Brian Pottebaum, a farmer from Readlyn, Ia, moved grain last week, but he didn’t plant it.
“[The grain] is on a price contract [at the local elevator],” said Pottebaum. “If we can’t put corn in the ground, we might as well take it to town.”
He wasn’t the only one. Pottebaum says farmers are hauling grain to the local ethanol plant since they can’t be in the field.
“Corn hit $3.50 around here,” said Pottebaum. “That was a big trigger point for us in his area that got a lot of guys excited.”
One week ago, he had 250 acres planted. He wasn’t worried about being behind at that time.

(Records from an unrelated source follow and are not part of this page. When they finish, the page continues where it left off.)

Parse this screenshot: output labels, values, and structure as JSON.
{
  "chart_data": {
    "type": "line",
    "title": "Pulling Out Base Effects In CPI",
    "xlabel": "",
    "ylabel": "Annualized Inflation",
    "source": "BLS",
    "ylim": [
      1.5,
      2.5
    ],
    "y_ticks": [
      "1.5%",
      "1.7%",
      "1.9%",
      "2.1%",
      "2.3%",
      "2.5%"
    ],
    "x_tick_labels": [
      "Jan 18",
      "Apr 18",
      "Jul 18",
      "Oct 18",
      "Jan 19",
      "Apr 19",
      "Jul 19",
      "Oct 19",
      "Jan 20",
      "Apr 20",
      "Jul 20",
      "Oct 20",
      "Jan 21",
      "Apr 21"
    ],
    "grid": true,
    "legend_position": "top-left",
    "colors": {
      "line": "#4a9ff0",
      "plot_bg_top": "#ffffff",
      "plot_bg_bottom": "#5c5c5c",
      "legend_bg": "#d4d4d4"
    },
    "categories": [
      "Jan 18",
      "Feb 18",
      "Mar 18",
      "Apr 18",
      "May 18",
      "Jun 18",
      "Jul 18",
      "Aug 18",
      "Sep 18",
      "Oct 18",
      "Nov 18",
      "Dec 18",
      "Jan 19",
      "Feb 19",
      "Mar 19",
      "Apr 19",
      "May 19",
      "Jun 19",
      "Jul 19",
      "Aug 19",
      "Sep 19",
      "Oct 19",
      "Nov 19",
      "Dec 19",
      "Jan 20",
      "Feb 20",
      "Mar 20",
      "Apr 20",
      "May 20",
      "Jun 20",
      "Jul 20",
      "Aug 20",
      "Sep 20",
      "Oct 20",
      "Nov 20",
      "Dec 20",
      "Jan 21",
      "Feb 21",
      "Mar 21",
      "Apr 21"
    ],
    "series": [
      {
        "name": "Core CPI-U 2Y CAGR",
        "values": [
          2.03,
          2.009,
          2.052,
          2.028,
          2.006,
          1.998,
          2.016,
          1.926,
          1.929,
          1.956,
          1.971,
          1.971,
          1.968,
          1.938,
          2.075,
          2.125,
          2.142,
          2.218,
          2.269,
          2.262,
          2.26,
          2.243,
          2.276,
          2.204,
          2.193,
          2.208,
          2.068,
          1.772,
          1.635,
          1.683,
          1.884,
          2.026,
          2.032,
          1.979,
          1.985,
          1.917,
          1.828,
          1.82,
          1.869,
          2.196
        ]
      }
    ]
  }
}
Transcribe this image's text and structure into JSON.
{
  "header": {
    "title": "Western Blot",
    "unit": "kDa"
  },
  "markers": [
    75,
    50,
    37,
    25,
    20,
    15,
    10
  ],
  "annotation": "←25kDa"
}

“The last few years we’ve been kind of spoiled,” said Pottebaum. “We’re usually done by sometime this year. We’ve even had our beans in by now usually. Growing up, Grandpa used to never start planting until Mother’s Day. So, I guess we’re still ahead of schedule.”
He made progress over the weekend, too. Pottebaum is almost done with planting for the year. He says farmers around him got a lot accomplished over the course of a couple days.
A week’s time is making a big difference to planting progress in eastern Iowa as farmers use the windows they have on the road to a profitable 2017.
Mummelthei says he has a straight 50-50 corn and soybean rotation, saying he did not switch due to price. Pottebaum is heavy corn. He feels it’s easier to raise corn and achieve a larger yield. His family also custom-feeds hogs.